One of the worker bees main jobs is to take care of the eggs and larvae. They feed them and take care of them, like little nurses, and they are called nurse bees. All eggs are fed Royal Jelly for the first 3 days. Royal Jelly is the best bee food and is highest in nutrition, it comes from a gland in the nurse bee’s head! After 3 days, the egg hatches into a larva and the workers then feed it bee bread which is a mixture of honey, pollen and bee saliva. That larva will grow into a female bee, a worker bee.

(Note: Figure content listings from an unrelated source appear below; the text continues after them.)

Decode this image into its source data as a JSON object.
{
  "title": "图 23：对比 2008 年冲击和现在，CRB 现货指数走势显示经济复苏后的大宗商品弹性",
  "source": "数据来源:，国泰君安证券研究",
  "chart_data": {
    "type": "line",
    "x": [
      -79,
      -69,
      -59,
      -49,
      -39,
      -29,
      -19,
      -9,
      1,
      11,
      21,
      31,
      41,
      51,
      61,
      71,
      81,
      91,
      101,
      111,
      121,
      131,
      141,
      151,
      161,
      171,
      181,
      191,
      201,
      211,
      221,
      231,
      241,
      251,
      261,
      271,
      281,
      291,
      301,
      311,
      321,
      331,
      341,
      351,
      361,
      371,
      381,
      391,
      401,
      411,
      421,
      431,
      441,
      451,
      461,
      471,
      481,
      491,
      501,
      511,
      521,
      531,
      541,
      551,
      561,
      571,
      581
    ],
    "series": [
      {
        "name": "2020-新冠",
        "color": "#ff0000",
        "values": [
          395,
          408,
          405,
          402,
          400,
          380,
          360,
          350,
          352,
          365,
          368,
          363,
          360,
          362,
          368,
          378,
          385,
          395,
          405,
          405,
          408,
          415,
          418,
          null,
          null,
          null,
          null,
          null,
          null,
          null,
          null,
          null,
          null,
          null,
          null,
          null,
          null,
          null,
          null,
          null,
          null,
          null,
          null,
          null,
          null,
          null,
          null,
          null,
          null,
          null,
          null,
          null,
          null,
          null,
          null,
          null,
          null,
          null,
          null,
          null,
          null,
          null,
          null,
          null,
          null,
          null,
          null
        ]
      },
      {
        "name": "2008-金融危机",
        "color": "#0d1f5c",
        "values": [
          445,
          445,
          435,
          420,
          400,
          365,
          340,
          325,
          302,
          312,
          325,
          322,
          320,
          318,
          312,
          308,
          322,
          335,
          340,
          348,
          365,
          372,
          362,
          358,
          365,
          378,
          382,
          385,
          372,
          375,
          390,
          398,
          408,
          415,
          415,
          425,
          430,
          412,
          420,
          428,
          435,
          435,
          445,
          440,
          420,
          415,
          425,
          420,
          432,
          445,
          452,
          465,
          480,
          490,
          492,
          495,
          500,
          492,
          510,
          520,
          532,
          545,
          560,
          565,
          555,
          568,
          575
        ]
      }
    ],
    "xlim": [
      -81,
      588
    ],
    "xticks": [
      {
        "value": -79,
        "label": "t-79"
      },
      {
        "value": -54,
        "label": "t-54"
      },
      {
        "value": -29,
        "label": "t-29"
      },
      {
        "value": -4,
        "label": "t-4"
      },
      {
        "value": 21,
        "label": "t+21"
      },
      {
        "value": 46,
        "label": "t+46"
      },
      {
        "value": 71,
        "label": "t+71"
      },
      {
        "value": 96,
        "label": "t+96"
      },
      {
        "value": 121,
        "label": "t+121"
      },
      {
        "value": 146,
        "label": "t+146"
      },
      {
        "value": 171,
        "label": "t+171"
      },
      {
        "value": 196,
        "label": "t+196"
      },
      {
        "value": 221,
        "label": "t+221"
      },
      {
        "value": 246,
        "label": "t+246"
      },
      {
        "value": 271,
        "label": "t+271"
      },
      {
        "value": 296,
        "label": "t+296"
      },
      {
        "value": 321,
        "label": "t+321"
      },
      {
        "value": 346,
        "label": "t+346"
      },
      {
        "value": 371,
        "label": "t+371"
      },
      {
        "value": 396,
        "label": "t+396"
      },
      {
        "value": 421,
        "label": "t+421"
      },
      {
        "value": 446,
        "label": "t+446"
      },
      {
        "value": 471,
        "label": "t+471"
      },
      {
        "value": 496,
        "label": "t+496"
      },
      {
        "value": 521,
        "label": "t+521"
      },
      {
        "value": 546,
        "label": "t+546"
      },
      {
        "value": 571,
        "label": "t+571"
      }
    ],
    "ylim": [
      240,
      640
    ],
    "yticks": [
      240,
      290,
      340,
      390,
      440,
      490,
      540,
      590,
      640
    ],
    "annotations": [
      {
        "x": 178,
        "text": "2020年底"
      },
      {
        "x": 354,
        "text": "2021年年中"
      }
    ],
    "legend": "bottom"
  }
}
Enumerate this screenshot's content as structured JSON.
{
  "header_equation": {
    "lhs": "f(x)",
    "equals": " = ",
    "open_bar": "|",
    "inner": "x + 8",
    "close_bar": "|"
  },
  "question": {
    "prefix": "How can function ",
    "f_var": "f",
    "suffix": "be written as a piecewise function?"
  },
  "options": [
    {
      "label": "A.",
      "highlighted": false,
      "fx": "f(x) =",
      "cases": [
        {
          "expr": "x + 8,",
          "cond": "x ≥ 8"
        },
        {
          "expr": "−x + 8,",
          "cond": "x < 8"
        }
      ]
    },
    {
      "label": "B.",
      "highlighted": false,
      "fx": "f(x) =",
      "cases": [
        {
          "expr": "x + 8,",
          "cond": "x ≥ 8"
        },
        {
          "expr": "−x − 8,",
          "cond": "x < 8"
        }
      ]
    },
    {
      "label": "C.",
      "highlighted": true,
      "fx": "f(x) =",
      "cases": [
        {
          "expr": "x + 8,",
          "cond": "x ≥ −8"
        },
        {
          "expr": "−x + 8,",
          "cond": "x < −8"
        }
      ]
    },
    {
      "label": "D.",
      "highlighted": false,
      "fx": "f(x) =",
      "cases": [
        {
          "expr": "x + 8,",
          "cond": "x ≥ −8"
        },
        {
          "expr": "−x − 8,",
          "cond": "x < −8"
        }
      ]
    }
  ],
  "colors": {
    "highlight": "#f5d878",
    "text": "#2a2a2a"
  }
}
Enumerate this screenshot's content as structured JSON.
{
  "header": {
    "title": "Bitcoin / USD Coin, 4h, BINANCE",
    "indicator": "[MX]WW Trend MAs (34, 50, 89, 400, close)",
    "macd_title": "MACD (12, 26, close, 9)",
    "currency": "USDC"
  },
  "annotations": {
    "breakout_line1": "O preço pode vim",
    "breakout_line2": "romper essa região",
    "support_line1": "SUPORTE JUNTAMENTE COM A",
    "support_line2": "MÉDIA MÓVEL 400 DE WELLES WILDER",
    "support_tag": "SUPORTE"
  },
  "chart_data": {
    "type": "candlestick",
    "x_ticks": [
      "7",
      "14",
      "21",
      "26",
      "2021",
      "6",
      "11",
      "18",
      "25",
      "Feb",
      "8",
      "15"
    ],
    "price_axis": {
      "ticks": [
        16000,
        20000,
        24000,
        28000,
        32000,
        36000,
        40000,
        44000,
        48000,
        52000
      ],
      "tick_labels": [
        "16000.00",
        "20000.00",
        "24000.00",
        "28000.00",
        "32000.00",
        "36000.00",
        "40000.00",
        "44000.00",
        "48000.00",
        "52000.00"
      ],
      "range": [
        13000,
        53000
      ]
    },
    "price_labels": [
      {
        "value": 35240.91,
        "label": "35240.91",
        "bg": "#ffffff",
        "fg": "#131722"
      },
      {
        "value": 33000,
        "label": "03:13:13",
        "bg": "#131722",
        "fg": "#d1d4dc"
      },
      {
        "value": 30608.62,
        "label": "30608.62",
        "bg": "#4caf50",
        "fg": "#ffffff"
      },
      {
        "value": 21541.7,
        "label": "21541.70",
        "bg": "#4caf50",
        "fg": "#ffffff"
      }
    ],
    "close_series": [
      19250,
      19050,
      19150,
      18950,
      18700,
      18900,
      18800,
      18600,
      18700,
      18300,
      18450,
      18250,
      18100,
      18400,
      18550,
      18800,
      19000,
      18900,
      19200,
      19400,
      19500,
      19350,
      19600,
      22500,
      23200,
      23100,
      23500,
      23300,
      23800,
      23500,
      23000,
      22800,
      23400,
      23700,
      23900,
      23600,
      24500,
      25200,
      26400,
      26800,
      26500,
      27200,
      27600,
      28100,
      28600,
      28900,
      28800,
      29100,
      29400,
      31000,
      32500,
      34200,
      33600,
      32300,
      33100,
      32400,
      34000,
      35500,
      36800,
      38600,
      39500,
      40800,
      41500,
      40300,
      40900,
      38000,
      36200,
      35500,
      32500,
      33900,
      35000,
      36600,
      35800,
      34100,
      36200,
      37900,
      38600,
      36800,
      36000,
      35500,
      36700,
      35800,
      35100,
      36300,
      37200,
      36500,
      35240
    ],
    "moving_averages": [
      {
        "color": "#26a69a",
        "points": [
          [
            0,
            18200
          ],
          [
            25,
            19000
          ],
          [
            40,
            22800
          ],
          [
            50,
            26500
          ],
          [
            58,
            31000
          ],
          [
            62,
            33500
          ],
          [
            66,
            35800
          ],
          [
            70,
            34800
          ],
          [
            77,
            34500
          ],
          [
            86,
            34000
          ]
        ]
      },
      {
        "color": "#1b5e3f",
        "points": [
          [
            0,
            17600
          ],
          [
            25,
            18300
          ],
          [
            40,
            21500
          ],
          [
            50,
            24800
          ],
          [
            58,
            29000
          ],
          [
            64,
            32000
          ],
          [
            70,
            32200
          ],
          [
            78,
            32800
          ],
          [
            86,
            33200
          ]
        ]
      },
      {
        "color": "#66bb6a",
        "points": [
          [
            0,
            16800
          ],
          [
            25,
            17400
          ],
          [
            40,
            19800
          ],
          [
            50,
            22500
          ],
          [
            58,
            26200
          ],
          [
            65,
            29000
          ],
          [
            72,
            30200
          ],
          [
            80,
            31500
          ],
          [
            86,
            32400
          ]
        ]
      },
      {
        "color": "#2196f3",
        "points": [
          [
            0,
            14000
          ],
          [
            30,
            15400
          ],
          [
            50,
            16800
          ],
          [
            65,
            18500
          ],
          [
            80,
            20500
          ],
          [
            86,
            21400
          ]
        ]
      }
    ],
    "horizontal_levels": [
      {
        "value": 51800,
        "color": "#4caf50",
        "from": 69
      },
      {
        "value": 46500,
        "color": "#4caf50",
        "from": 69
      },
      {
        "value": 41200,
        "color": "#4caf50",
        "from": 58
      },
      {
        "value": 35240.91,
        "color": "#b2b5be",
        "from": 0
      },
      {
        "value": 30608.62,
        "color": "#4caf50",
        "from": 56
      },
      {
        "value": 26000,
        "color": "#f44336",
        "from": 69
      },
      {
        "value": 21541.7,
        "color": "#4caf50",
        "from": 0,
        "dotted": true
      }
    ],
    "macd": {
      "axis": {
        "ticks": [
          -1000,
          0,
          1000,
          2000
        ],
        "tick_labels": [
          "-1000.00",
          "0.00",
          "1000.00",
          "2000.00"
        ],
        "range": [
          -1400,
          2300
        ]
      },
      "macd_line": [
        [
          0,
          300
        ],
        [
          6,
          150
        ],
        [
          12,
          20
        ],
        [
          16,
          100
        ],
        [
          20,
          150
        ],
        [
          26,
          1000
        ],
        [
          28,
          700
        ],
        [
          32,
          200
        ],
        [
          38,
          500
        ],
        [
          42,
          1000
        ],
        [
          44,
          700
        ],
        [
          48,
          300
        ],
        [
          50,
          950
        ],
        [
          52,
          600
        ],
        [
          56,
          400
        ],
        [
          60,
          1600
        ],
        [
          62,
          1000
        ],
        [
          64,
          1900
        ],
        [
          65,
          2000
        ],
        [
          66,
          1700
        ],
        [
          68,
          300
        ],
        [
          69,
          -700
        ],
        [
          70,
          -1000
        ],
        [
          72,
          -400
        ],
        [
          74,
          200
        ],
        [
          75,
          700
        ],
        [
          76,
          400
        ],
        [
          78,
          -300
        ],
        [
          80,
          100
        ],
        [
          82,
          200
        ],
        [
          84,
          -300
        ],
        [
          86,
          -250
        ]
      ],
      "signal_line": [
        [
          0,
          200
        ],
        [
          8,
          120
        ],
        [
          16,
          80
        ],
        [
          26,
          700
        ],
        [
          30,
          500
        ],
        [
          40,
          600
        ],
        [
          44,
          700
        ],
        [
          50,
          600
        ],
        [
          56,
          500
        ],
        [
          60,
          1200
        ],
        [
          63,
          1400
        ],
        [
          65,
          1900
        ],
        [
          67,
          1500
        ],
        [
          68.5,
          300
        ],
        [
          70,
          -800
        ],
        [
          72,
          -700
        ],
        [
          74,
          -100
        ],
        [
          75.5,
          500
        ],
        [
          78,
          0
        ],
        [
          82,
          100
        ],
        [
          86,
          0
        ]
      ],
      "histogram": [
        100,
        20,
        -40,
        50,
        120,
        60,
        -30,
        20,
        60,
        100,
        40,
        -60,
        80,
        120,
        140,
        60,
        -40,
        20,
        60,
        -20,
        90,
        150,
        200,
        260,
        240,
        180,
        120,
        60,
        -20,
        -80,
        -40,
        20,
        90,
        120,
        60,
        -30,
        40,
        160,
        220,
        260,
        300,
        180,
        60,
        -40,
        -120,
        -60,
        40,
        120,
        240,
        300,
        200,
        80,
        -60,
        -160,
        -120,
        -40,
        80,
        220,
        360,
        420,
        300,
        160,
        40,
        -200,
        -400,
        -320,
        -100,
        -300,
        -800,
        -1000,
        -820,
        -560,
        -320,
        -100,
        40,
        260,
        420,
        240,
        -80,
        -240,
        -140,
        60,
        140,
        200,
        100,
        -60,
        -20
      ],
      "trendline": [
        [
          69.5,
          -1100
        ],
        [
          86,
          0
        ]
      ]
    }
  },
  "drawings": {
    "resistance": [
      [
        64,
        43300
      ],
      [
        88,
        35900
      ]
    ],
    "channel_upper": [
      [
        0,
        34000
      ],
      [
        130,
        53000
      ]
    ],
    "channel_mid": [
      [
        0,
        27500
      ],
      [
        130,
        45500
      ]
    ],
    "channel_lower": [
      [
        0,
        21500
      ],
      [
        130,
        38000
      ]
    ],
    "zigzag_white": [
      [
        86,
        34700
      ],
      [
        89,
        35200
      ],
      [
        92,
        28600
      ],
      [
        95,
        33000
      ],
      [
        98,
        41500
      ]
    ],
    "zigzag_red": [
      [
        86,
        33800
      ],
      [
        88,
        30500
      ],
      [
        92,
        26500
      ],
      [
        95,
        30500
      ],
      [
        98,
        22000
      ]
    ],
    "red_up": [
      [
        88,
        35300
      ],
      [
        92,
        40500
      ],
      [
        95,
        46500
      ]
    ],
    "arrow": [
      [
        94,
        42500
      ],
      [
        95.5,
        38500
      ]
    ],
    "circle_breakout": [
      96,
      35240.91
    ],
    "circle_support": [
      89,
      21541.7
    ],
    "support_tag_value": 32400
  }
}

Sometimes the worker bees decide that their hive needs a new queen. This can happen because their current queen is getting old, or she has died, or left the hive for various reasons. If the workers have decided that they need a new queen, some workers will create a special cell for a queen larvae and a worker bee will carefully move an egg to this cell. That cell is partially filled with royal jelly (much more than what an egg usually gets) and closed up. The egg inside will hatch after 3 days and will only have the royal jelly to consume. This super highly nutritious food helps the bee develop fully, particularly her reproductive organs, and she will grow into a queen.

After about 13 days (16 days total since she was laid as an egg), she will emerge from her cell as a fully formed adult queen bee. If there is another queen cell with a developing queen in the hive, she will first go and sting through the cell killing the developing queen inside. If a queen has already hatched, the two queens will fight to the death. One queen will survive and is the new queen bee!

Her next job will be to leave the hive for her “mating flight” where she will go to a “drone congregation area”. Drones from many different hives from miles around will be there waiting for a queen. She may mate with 10-15 drones before flying back to her hive. After successfully mating, she will have all the sperm she ever needs and she will soon begin laying eggs. She can lay up to 2000 eggs every day for 2-5 years. When she gets old, or if she leaves the hive, or if any other problem happens, the workers will replace her starting the process all over again. The workers decide everything in the hive!